What is irritating as the history is reviewed and the archives consulted, is the consistency with which the PPP writers stick to the requirements of the corrosive meta-narrative that occupies the imagination of some of their supporters.
Those supporters believe that no good was ever or can ever be done by the PNC and its supporters. And the bad that is done by the PPP and its supporters is rationalised, explained away. It is the existence of this cramped conceptualisation of things that has led to the tiring ditty of the “twenty-eight years,” the fantasies about the flour and dhal ban, the stories about having to flee to refugee status in Canada because of a systematic discrimination on the part of the PNC. And all of the other fake facts that aliment that hatred and contempt behind the triumphalism.
It is the equivalent of certain activists accusing the PPP of killing young black men as they ignore the fact that the PNC killed more. Or talking about Roger Khan, or Rabbi Washington his PNC era equivalent, while ignoring the apparent web of criminal complicities that have always marked our society.

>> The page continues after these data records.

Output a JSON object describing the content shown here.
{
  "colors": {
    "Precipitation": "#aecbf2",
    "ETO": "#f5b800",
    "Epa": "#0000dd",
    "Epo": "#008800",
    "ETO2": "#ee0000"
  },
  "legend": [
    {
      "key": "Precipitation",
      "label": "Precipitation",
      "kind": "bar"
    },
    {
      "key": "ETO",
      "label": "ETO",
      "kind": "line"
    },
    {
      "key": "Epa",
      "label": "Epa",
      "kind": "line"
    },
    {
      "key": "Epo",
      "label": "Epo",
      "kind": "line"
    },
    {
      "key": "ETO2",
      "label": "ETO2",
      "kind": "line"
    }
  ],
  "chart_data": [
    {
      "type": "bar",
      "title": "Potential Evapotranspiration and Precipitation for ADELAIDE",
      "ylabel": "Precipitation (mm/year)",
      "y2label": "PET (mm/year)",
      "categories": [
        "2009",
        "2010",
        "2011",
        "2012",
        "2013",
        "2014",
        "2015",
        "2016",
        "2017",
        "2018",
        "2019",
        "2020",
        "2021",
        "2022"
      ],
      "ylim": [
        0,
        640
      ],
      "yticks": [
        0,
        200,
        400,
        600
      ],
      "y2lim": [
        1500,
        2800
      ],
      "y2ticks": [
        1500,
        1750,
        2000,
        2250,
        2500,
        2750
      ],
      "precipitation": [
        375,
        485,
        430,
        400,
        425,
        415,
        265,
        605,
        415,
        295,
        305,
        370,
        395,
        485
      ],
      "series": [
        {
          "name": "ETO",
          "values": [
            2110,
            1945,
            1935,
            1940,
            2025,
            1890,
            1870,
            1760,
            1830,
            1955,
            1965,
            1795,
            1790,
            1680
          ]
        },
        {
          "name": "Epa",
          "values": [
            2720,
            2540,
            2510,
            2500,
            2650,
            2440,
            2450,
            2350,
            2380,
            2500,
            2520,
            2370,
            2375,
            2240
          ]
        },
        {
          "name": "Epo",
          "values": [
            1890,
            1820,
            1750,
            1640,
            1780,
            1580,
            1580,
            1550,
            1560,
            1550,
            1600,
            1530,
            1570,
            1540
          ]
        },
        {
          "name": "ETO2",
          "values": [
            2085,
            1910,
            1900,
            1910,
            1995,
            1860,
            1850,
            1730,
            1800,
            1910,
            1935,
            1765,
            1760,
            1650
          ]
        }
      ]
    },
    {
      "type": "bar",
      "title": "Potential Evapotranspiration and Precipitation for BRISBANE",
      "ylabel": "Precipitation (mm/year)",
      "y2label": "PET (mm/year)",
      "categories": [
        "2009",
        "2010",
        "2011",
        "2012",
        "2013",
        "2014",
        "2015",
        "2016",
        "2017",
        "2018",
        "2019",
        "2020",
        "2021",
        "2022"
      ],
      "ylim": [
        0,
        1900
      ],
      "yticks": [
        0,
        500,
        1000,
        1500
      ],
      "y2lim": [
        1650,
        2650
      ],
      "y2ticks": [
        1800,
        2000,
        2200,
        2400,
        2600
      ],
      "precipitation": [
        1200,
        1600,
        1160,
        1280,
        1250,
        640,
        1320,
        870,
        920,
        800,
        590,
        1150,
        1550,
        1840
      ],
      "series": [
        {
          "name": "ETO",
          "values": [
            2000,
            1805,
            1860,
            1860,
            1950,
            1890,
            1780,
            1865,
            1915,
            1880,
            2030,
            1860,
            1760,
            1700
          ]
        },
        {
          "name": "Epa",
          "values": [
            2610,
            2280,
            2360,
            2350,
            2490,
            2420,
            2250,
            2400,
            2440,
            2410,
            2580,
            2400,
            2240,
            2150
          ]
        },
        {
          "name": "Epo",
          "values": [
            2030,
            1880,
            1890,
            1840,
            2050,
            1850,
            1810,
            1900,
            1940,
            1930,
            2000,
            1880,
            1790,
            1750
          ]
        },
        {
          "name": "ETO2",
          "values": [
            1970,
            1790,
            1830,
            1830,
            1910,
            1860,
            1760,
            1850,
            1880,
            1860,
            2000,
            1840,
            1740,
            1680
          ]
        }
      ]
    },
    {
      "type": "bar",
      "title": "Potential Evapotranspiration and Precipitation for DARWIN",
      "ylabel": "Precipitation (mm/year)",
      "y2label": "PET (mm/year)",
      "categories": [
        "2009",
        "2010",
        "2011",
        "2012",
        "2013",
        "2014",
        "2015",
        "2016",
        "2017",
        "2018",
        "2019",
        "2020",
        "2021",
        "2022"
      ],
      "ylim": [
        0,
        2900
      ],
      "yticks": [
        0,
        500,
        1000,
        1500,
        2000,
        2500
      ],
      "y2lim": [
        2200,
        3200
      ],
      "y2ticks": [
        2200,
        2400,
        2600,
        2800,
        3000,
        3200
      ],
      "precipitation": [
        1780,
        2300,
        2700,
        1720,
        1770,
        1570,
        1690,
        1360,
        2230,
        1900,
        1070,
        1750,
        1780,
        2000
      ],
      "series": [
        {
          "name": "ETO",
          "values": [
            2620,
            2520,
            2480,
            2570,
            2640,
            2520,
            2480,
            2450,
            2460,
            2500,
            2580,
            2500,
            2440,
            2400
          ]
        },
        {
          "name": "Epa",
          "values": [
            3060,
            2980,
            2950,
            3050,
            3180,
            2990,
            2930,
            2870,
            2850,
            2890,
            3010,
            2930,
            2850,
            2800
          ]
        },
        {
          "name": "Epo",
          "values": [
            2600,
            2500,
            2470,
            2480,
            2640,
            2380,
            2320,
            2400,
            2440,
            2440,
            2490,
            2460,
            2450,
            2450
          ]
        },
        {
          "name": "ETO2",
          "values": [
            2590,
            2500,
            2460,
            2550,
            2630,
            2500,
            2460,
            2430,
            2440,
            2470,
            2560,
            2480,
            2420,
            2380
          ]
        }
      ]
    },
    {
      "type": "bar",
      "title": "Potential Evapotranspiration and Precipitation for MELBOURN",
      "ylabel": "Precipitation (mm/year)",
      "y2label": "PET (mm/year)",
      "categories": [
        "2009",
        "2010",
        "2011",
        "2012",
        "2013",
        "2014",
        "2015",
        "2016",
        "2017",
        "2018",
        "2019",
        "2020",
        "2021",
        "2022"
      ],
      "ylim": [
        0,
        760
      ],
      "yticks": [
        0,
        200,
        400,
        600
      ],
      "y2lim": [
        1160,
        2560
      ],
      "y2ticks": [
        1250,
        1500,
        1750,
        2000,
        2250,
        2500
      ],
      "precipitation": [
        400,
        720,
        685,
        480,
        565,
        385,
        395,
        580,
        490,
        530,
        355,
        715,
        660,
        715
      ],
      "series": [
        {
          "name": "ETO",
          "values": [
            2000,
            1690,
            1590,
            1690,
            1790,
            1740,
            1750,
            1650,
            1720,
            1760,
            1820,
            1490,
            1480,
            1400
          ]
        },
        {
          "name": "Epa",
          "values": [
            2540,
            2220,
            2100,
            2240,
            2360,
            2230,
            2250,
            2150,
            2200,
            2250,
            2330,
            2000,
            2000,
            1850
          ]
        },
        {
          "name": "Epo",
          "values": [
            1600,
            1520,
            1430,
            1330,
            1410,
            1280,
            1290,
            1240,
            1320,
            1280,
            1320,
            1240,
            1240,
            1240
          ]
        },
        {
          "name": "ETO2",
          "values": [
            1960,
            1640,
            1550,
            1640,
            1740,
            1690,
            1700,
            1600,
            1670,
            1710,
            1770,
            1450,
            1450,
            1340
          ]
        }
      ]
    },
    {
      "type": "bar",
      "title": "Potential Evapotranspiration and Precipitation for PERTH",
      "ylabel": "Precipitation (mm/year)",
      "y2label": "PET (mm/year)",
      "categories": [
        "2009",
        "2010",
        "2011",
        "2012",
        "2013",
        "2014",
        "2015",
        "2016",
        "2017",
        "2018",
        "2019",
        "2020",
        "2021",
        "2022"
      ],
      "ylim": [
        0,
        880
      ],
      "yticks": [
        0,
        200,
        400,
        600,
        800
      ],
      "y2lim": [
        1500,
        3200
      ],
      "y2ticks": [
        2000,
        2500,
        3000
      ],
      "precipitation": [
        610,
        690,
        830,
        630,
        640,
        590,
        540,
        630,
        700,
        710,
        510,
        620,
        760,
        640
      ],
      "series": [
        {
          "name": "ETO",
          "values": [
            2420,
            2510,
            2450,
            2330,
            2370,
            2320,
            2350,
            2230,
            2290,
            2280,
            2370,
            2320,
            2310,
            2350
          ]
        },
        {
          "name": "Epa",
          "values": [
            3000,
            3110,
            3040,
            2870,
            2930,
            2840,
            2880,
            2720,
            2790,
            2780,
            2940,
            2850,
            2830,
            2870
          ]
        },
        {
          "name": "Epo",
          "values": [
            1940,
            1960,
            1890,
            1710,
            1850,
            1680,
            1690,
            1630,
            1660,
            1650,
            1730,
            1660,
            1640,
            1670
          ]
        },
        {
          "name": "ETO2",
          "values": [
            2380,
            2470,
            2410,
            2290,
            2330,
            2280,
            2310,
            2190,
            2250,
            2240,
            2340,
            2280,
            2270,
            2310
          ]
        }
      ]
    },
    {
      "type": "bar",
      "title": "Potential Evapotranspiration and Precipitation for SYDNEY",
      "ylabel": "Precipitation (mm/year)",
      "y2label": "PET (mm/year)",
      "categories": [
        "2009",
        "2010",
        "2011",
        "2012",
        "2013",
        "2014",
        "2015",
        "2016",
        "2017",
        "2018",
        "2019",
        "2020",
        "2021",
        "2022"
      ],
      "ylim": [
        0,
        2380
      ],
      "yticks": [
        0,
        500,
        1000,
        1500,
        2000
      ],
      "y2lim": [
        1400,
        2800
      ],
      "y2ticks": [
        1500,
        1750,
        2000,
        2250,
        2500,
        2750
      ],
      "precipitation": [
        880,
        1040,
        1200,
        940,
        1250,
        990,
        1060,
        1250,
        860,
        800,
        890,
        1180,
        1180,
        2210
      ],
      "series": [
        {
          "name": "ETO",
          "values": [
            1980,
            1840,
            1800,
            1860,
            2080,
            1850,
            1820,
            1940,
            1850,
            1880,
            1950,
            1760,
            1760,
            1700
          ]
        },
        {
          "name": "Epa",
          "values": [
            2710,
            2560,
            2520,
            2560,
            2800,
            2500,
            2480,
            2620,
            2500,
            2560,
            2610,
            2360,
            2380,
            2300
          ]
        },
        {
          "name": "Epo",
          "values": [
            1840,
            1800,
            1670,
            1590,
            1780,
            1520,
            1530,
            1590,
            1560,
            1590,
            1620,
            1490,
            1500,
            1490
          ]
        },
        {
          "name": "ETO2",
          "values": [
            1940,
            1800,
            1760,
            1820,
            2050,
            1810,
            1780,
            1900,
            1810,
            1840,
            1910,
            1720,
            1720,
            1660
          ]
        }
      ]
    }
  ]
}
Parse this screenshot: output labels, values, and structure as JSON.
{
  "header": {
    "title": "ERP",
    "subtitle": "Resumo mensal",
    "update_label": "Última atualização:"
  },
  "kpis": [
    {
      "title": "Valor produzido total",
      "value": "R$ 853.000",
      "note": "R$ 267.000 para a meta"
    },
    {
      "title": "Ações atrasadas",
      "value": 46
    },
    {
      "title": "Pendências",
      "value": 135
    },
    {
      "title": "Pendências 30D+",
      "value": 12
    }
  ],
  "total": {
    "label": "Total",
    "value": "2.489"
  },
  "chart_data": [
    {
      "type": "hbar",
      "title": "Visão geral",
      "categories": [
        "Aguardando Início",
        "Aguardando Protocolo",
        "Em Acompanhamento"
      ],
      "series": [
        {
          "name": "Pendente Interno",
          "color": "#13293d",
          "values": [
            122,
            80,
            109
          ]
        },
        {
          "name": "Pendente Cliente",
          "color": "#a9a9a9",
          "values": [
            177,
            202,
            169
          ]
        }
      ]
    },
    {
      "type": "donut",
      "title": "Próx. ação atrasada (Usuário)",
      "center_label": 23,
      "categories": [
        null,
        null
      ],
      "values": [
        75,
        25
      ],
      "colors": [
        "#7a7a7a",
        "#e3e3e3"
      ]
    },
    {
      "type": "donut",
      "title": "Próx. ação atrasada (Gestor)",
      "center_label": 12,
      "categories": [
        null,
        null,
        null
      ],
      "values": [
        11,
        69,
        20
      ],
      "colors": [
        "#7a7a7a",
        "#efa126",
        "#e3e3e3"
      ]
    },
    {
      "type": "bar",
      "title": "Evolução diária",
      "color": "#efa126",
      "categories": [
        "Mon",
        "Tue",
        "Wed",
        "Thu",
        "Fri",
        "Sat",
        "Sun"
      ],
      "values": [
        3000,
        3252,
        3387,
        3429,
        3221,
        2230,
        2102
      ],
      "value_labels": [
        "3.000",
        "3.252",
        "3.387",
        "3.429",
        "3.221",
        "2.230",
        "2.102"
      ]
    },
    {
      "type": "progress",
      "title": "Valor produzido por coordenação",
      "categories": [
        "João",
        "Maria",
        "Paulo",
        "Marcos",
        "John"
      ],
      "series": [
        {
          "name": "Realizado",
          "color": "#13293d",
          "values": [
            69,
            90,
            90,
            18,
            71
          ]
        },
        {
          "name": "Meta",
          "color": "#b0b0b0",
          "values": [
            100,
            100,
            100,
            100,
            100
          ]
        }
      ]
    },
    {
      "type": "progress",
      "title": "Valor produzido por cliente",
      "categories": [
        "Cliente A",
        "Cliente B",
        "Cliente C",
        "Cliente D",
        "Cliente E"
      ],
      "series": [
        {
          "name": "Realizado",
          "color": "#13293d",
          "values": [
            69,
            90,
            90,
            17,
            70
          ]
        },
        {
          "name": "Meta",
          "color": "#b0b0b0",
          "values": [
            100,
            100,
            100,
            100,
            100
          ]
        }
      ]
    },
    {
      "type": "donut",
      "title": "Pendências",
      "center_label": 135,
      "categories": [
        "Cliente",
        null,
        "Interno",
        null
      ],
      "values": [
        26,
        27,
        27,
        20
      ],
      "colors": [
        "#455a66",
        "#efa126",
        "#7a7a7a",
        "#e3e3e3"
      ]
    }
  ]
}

On the question of the PNC apology the question that arises is what would the benchmark date be. Then as a subsidiary, whether the PPP is also willing to bare its soul before us. If the date is to be set at December 31 2008, for example, and we review the errors of all sorts committed by the PPP and minimised by its supporters and members, we get an idea of the difficulties facing PNC people when it comes to that party’s own guilt. It may be said that in admitting that mistakes have been made, both PPP and PNC leaders have so far shown some maturity and honesty. What both groups have failed to show however is a convincing and comprehensive list.
Neither group would provide us, I am sure, with an acceptable list.
Having said how I see things I wish to again submit that, finally, any true telling of the history by PPP or PNC activists would have to admit that Dr Jagan seems, from his philosophical position, much more active as a proponent of national reconciliation. But in practical terms the propaganda and the praxis have always run counter to this philosophical attachment to racial peace.
As I have written here before, perhaps by now Cheddi would have gone much further down that road and he had the authority to lead his people there if he wished. Those who knew him well may testify or deny. But it is also to be noted that when the philosophy gave way to the praxis Dr Jagan seemed, as a collectivity, and by that I mean as a political being with a retinue of followers, to have done little to change the grand narrative driven over the years by PPP, Dan Debidin’s Apaan Jhat slogan, Balram Singh Rai’s Hindu communitarianism, and all the other currents, including the frank racism, alive in his segment of society. That the PPP became the field of energy into which all those tendencies were poured and were so little modified by the egalitarian communism, is also clear. The PPP has got, like the PNC, to do some internal cleansing as it calls for apology and repentance in other quarters.